1. A patient with Acute Respiratory Distress Syndrome (ARDS) is receiving
mechanical ventilation with High-Level Positive End-Expiratory Pressure (PEEP).
Which assessment finding most urgently requires intervention?
A. A PaO2 of 70 mmHg with an FiO2 of 60%
B. A decrease in systolic blood pressure from 120 mmHg to 95 mmHg
C. Crackles heard at the lung bases bilaterally
D. Respiratory rate of 24 breaths per minute
Answer: B
Rationale: High PEEP can increase intrathoracic pressure, leading to decreased venous
return to the heart, which reduces cardiac output and causes hypotension.
2. A patient is admitted with Diabetic Ketoacidosis (DKA). The nurse notes a
blood glucose of 450 mg/dL, pH 7.20, and potassium 5.8 mEq/L. What is the
physiological reason for the elevated potassium?

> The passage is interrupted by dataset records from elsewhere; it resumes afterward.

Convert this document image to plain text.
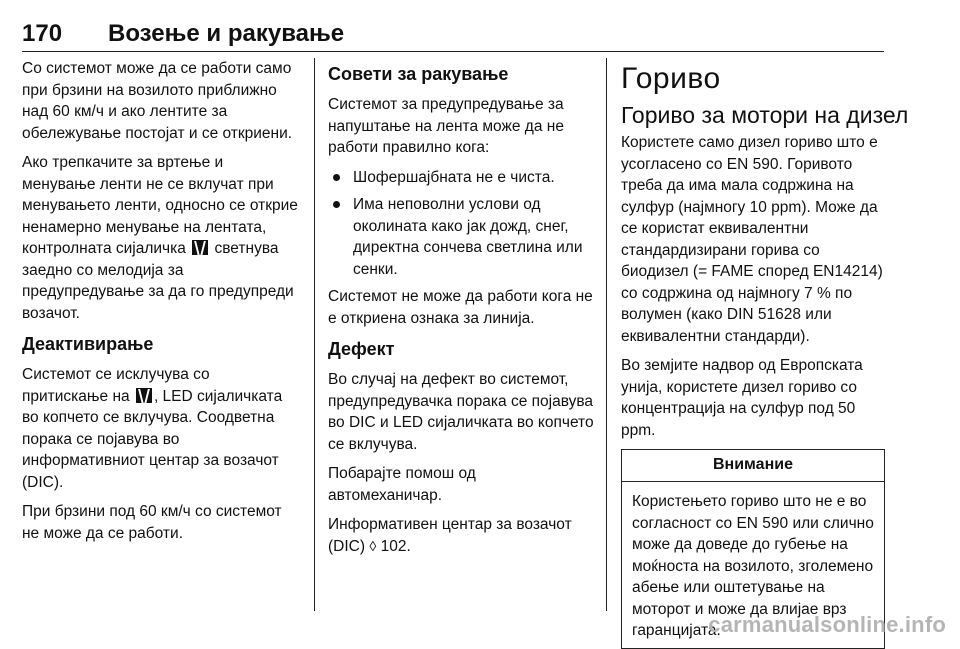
170 Возење и ракување

Со системот може да се работи само при брзини на возилото приближно над 60 км/ч и ако лентите за обележување постојат и се откриени.

Ако трепкачите за вртење и менување ленти не се вклучат при менувањето ленти, односно се открие ненамерно менување на лентата, контролната сијаличка светнува заедно со мелодија за предупредување за да го предупреди возачот.

Деактивирање

Системот се исклучува со притискање на , LED сијаличката во копчето се вклучува. Соодветна порака се појавува во информативниот центар за возачот (DIC).

При брзини под 60 км/ч со системот не може да се работи.

Совети за ракување

Системот за предупредување за напуштање на лента може да не работи правилно кога:

Шофершајбната не е чиста.
Има неповолни услови од околината како јак дожд, снег, директна сончева светлина или сенки.

Системот не може да работи кога не е откриена ознака за линија.

Дефект

Во случај на дефект во системот, предупредувачка порака се појавува во DIC и LED сијаличката во копчето се вклучува.

Побарајте помош од автомеханичар.

Информативен центар за возачот (DIC) ◊ 102.

Гориво
Гориво за мотори на дизел

Користете само дизел гориво што е усогласено со EN 590. Горивото треба да има мала содржина на сулфур (најмногу 10 ppm). Може да се користат еквивалентни стандардизирани горива со биодизел (= FAME според EN14214) со содржина од најмногу 7 % по волумен (како DIN 51628 или еквивалентни стандарди).

Во земјите надвор од Европската унија, користете дизел гориво со концентрација на сулфур под 50 ppm.

Внимание

Користењето гориво што не е во согласност со EN 590 или слично може да доведе до губење на моќноста на возилото, зголемено абење или оштетување на моторот и може да влијае врз гаранцијата.

carmanualsonline.info
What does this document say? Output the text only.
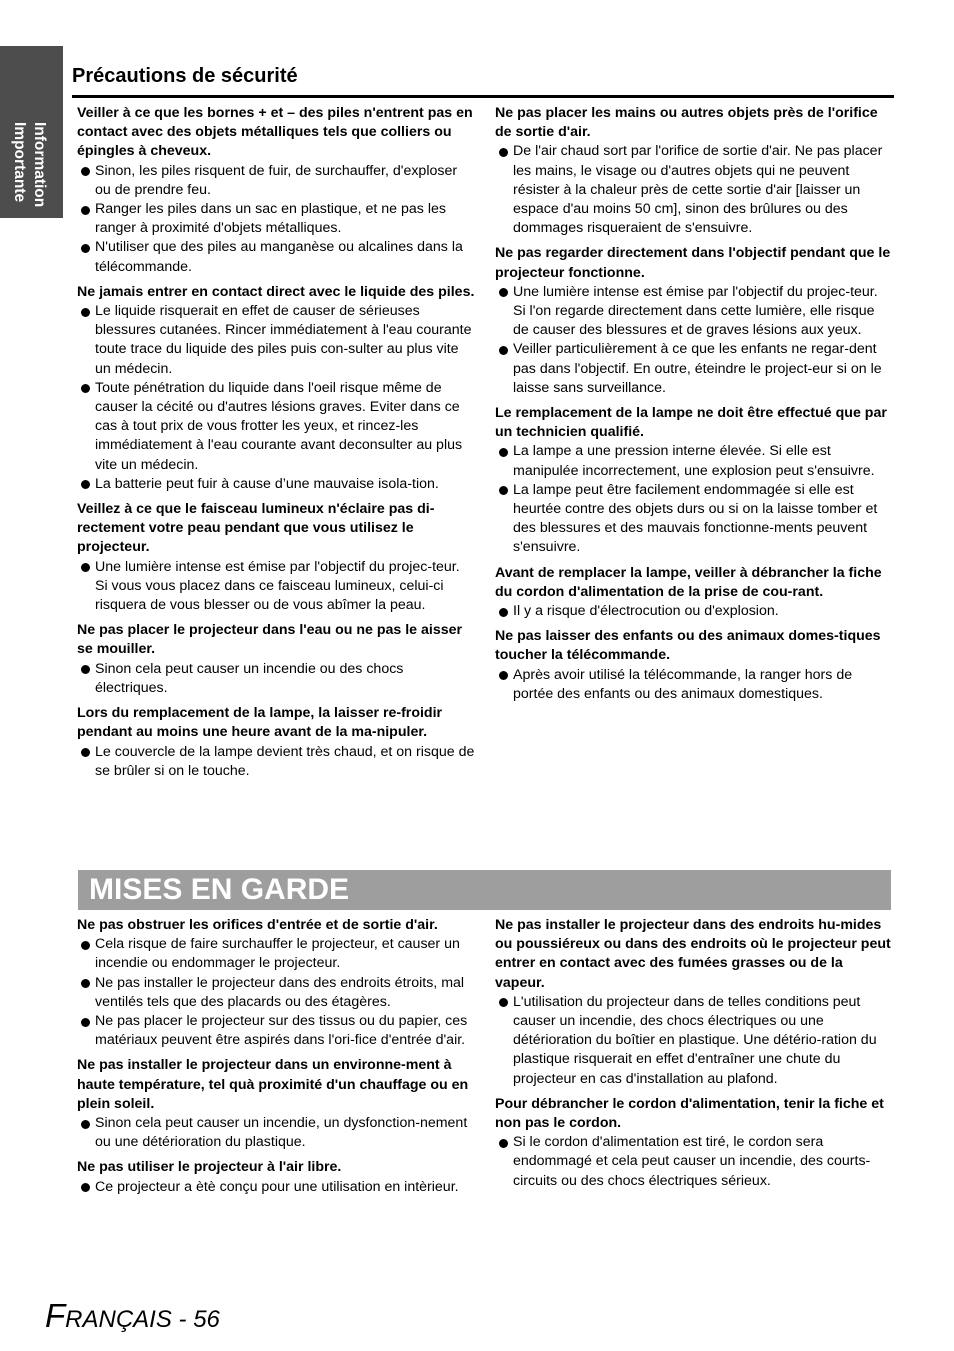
Information
Importante
Précautions de sécurité
Veiller à ce que les bornes + et – des piles n'entrent pas en contact avec des objets métalliques tels que colliers ou épingles à cheveux.
Sinon, les piles risquent de fuir, de surchauffer, d'exploser ou de prendre feu.
Ranger les piles dans un sac en plastique, et ne pas les ranger à proximité d'objets métalliques.
N'utiliser que des piles au manganèse ou alcalines dans la télécommande.
Ne jamais entrer en contact direct avec le liquide des piles.
Le liquide risquerait en effet de causer de sérieuses blessures cutanées. Rincer immédiatement à l'eau courante toute trace du liquide des piles puis con-sulter au plus vite un médecin.
Toute pénétration du liquide dans l'oeil risque même de causer la cécité ou d'autres lésions graves. Eviter dans ce cas à tout prix de vous frotter les yeux, et rincez-les immédiatement à l'eau courante avant deconsulter au plus vite un médecin.
La batterie peut fuir à cause d’une mauvaise isola-tion.
Veillez à ce que le faisceau lumineux n'éclaire pas di-rectement votre peau pendant que vous utilisez le projecteur.
Une lumière intense est émise par l'objectif du projec-teur. Si vous vous placez dans ce faisceau lumineux, celui-ci risquera de vous blesser ou de vous abîmer la peau.
Ne pas placer le projecteur dans l'eau ou ne pas le aisser se mouiller.
Sinon cela peut causer un incendie ou des chocs électriques.
Lors du remplacement de la lampe, la laisser re-froidir pendant au moins une heure avant de la ma-nipuler.
Le couvercle de la lampe devient très chaud, et on risque de se brûler si on le touche.
Ne pas placer les mains ou autres objets près de l'orifice de sortie d'air.
De l'air chaud sort par l'orifice de sortie d'air. Ne pas placer les mains, le visage ou d'autres objets qui ne peuvent résister à la chaleur près de cette sortie d'air [laisser un espace d'au moins 50 cm], sinon des brûlures ou des dommages risqueraient de s'ensuivre.
Ne pas regarder directement dans l'objectif pendant que le projecteur fonctionne.
Une lumière intense est émise par l'objectif du projec-teur. Si l'on regarde directement dans cette lumière, elle risque de causer des blessures et de graves lésions aux yeux.
Veiller particulièrement à ce que les enfants ne regar-dent pas dans l'objectif. En outre, éteindre le project-eur si on le laisse sans surveillance.
Le remplacement de la lampe ne doit être effectué que par un technicien qualifié.
La lampe a une pression interne élevée. Si elle est manipulée incorrectement, une explosion peut s'ensuivre.
La lampe peut être facilement endommagée si elle est heurtée contre des objets durs ou si on la laisse tomber et des blessures et des mauvais fonctionne-ments peuvent s'ensuivre.
Avant de remplacer la lampe, veiller à débrancher la fiche du cordon d'alimentation de la prise de cou-rant.
Il y a risque d'électrocution ou d'explosion.
Ne pas laisser des enfants ou des animaux domes-tiques toucher la télécommande.
Après avoir utilisé la télécommande, la ranger hors de portée des enfants ou des animaux domestiques.
MISES EN GARDE
Ne pas obstruer les orifices d'entrée et de sortie d'air.
Cela risque de faire surchauffer le projecteur, et causer un incendie ou endommager le projecteur.
Ne pas installer le projecteur dans des endroits étroits, mal ventilés tels que des placards ou des étagères.
Ne pas placer le projecteur sur des tissus ou du papier, ces matériaux peuvent être aspirés dans l'ori-fice d'entrée d'air.
Ne pas installer le projecteur dans un environne-ment à haute température, tel quà proximité d'un chauffage ou en plein soleil.
Sinon cela peut causer un incendie, un dysfonction-nement ou une détérioration du plastique.
Ne pas utiliser le projecteur à l'air libre.
Ce projecteur a ètè conçu pour une utilisation en intèrieur.
Ne pas installer le projecteur dans des endroits hu-mides ou poussiéreux ou dans des endroits où le projecteur peut entrer en contact avec des fumées grasses ou de la vapeur.
L'utilisation du projecteur dans de telles conditions peut causer un incendie, des chocs électriques ou une détérioration du boîtier en plastique. Une détério-ration du plastique risquerait en effet d'entraîner une chute du projecteur en cas d'installation au plafond.
Pour débrancher le cordon d'alimentation, tenir la fiche et non pas le cordon.
Si le cordon d'alimentation est tiré, le cordon sera endommagé et cela peut causer un incendie, des courts-circuits ou des chocs électriques sérieux.
FRANÇAIS - 56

A. Extracellular shift of potassium in response to metabolic acidosis
B. Excessive intake of dietary potassium before admission
C. Renal failure associated with dehydration
D. Decreased insulin secretion causing potassium retention
Answer: A
Rationale: In metabolic acidosis, hydrogen ions move into the cells, forcing potassium ions
out of the cells into the bloodstream to maintain electrical neutrality, resulting in
hyperkalemia.
,3. The nurse is caring for a patient with Syndrome of Inappropriate Antidiuretic
Hormone (SIADH). Which laboratory result is most consistent with this
diagnosis?
A. Serum sodium 124 mEq/L
B. Serum osmolality 310 mOsm/kg
C. Urine specific gravity 1.002
D. Hematocrit 55%
Answer: A
Rationale: SIADH involves excessive ADH, leading to water retention and dilutional
hyponatremia; therefore, a low serum sodium level is expected.
4. A patient is diagnosed with Pheochromocytoma. Which clinical manifestation
should the nurse prioritize for immediate management?
A. Abdominal pain and constipation
B. Excessive sweating and palpitations
C. Severe headache and hypertension (BP 210/110 mmHg)
D. Weight loss and heat intolerance
Answer: C
Rationale: Pheochromocytoma causes a surge in catecholamines, which can lead to a
hypertensive crisis, placing the patient at risk for stroke or myocardial infarction.
5. A patient with Chronic Kidney Disease (CKD) has a serum potassium of 6.5
mEq/L and EKG changes showing peaked T-waves. Which medication should be
administered first to protect the heart?
A. Calcium Gluconate
B. Regular Insulin and 50% Dextrose
C. Sodium Polystyrene Sulfonate (Kayexalate)
D. Sodium Bicarbonate
Answer: A
, Rationale: Calcium gluconate does not lower potassium but stabilizes the myocardial cell
membrane to prevent lethal arrhythmias in the setting of hyperkalemia.
6. Following a thyroidectomy, a patient develops tetany and a positive
Chvostek’s sign. Which medication does the nurse anticipate administering?
A. Levothyroxine
B. Potassium Chloride
C. Calcium Gluconate
D. Calcitonin
Answer: C
Rationale: Hypocalcemia can occur if the parathyroid glands are accidentally removed or
damaged during a thyroidectomy, leading to tetany. Intravenous calcium gluconate is the
treatment.
7. A patient in the oliguric phase of Acute Kidney Injury (AKI) is at greatest risk
for which acid-base imbalance?
A. Metabolic Acidosis
B. Respiratory Acidosis
C. Metabolic Alkalosis
D. Respiratory Alkalosis
Answer: A
Rationale: In AKI, the kidneys are unable to excrete metabolic acids (like hydrogen ions)
and cannot regenerate bicarbonate, leading to metabolic acidosis.